US-T-P
Detection and Estimation in Communications Systems B
Tureli, Uf
ORGANIZER: Elmasry, George
This session is focused on detection and estimation techniques in communications systems. This session has a focus on OFDMA systems. Papers present a mix of analysis and simulations results in conducting comparative studies.

George F. Elmasry received his B.Sc. degree in Electrical Engineering from Alexandria University, Egypt, and his M.S. and Ph.D. degrees in Electrical Engineering from New Jersey Institute of Technology. He is currently the president of the networking and communications division at DSCI. Before joining DSCI, he worked for General Dynamics C4S in the WIN-T. Prior to General Dynamics, he worked for Lucent Technologies in the Wireless Networks Wideband CDMA group.

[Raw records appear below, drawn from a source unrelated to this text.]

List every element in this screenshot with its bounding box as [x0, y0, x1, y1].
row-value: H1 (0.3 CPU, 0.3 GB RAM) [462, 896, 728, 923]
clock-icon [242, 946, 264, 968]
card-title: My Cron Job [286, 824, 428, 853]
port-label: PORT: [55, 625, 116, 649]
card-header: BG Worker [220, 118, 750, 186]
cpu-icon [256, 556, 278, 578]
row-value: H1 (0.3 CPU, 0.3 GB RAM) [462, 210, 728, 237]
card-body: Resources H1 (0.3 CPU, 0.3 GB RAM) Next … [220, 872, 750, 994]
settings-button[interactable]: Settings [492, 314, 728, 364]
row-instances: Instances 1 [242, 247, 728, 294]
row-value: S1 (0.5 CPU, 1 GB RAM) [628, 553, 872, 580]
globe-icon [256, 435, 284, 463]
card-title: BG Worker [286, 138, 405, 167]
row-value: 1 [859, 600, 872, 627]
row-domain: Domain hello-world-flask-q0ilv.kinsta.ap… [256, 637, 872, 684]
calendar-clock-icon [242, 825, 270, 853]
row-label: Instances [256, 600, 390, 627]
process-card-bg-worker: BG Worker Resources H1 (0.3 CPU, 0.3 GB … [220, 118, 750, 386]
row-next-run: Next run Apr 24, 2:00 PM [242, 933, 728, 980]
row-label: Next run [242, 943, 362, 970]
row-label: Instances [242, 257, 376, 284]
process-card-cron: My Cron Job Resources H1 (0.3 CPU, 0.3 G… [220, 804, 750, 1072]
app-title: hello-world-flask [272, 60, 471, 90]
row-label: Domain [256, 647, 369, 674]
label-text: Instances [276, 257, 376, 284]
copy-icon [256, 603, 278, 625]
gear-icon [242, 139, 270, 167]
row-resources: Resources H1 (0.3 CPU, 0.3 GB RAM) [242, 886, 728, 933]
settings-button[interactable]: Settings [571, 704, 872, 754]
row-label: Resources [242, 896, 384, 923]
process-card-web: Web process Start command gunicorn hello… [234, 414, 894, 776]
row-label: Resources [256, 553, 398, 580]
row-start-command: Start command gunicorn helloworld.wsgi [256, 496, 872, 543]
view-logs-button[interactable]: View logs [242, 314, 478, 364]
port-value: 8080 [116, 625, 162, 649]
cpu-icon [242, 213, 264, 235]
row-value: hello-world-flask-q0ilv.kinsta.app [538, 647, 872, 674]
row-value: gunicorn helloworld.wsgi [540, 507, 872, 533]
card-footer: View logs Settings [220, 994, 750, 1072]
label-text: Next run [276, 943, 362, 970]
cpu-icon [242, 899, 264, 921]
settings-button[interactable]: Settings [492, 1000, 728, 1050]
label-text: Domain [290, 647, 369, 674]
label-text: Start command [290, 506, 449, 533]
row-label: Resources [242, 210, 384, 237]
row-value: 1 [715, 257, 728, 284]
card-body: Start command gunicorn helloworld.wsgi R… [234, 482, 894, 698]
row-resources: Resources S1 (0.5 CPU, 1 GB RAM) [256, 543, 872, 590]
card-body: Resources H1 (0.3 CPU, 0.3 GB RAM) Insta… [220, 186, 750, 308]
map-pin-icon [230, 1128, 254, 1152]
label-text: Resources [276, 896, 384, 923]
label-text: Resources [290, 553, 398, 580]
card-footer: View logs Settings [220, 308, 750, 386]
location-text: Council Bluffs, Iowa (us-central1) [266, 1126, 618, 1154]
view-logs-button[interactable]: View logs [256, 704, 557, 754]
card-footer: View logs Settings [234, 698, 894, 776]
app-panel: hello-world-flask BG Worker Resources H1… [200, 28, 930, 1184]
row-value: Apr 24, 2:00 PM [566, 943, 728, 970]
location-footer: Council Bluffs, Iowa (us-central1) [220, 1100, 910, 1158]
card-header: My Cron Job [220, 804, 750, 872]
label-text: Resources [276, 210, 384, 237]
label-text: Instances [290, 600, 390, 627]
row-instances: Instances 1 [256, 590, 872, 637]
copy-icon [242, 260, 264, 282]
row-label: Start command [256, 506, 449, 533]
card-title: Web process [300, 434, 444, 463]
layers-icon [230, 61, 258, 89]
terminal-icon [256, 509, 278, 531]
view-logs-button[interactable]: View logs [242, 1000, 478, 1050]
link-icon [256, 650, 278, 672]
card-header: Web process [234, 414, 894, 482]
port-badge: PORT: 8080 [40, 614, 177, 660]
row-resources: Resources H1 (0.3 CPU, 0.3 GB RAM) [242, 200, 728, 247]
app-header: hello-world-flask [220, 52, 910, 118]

His research interests include the areas of wireless networking, ARQ, joint source and channel coding, and multidimensional interleaving. He holds over 35 publications and patents in these fields. He is also actively involved with technology conference organization and paper reviews.

Ufuk Tureli received the B.S. degree in 1994 from Bogazici University, Istanbul, Turkey, and the M.S. and Ph.D. degrees in 1998 and 2000 respectively from the University of Virginia, Charlottesville all in electrical engineering. Since July 2000, Dr. Tureli has been an assistant professor at the Department of Electrical and Computer Engineering, Stevens Institute of Technology, Hoboken, New Jersey. He is the director of the Wireless Research Laboratory at the Department of Electrical and Computer Engineering and Associate Director of Wireless Network Security Center (WiNSeC) at Stevens Institute of Technology. His research interests include signal processing with application to broadband wireless networks, estimation and detection for scalable, adaptive and robust communications and propagation studies. He has published numerous journal and conference articles in detection and estimation for scalable, adaptive and robust broadband wireless communications.